[Pythonmac-SIG] dlopenflags and sharing symbols across python extension modules

Bob Ippolito bob at redivi.com
Mon Mar 6 01:44:02 CET 2006


On Mar 5, 2006, at 4:16 PM, Zachary Pincus wrote:

> Thanks for the information, Bob. I appreciate your help.
>
>> Actually it's because Python extensions are bundles.  Bundles are
>> NOT shared libraries and can not do what you want.  Additionally,
>> Python on Mac OS X doesn't use dl to load its extensions, it uses
>> lower-level means... so the RTLD flags aren't going to do anything.
>
> If python isn't using dl to load extensions on the Mac, then I would
> suggest that sys.get/setdlopenflags() should not be made available on
> mac builds (as it is not in windows builds). This looks like a pretty
> easy patch to sysmodule.c.

Eh.  It'd be better to just switch to dl, but that would break 10.2  
support.

>> The "best" you can do is to build shared libraries that all of your
>> extensions link to.
>
> Really? There's no way that different bundles can be loaded such that
> weak external references will be properly shared between the bundles?
> That's a shame, because it really unfits python on the mac for
> modules which use functionality from C++ libraries. It's a double
> shame, since Python on Linux handles this case just fine.
>
> Are bundles in general unable to deal with shared global symbols,
> which are required by C++ for RTTI, or is it just how Python is
> dealing with the bundles?

MH_BUNDLE is not MH_DYLIB and neither are ELF.  Everything you think  
you know about shared libraries isn't quite the same on Mac OS X.  I  
suggest you read up on Mach-O, I don't really have time to answer all  
of your questions about it.

> Anyhow, I assume that there are good reasons for how this all works,
> so I will probably have to go the shared library route.
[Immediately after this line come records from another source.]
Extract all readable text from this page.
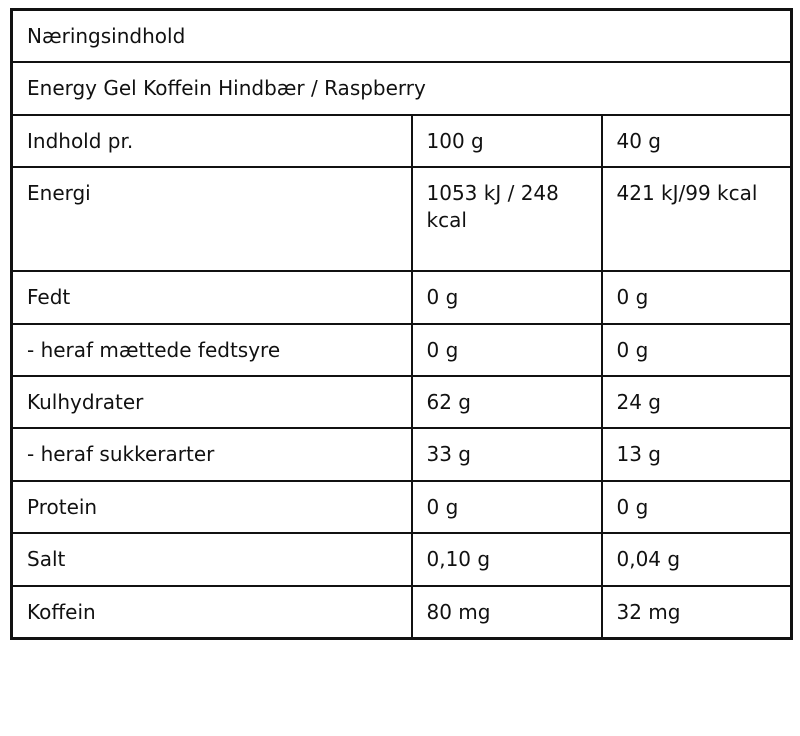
Næringsindhold		
Energy Gel Koffein Hindbær / Raspberry		
Indhold pr.	100 g	40 g
Energi	1053 kJ / 248 kcal	421 kJ/99 kcal
Fedt	0 g	0 g
- heraf mættede fedtsyre	0 g	0 g
Kulhydrater	62 g	24 g
- heraf sukkerarter	33 g	13 g
Protein	0 g	0 g
Salt	0,10 g	0,04 g
Koffein	80 mg	32 mg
Here's what I
> imagine I would need to do:
> (1) Create shared libraries for each python module
> (2) Write "stub" python modules that only serve to dlopen() the
> shared libraries (with the GLOBAL flag)
> (3) Presumably all the stub would do is declare an initialization
> function that dlopens the shared lib and calls the shared lib's
> initialization function?
>
> Basically, this looks like it would be replicating how Python loads
> modules on Linux. It's too bad that's how it would have to be done,
> unless there's a better way that I can't think of right now. Anyone
> have any thoughts/suggestions/guidance?

It'd probably factor it such that the shared stuff (C++ classes) is  
in shared libraries and the Python C API stuff is in the extensions.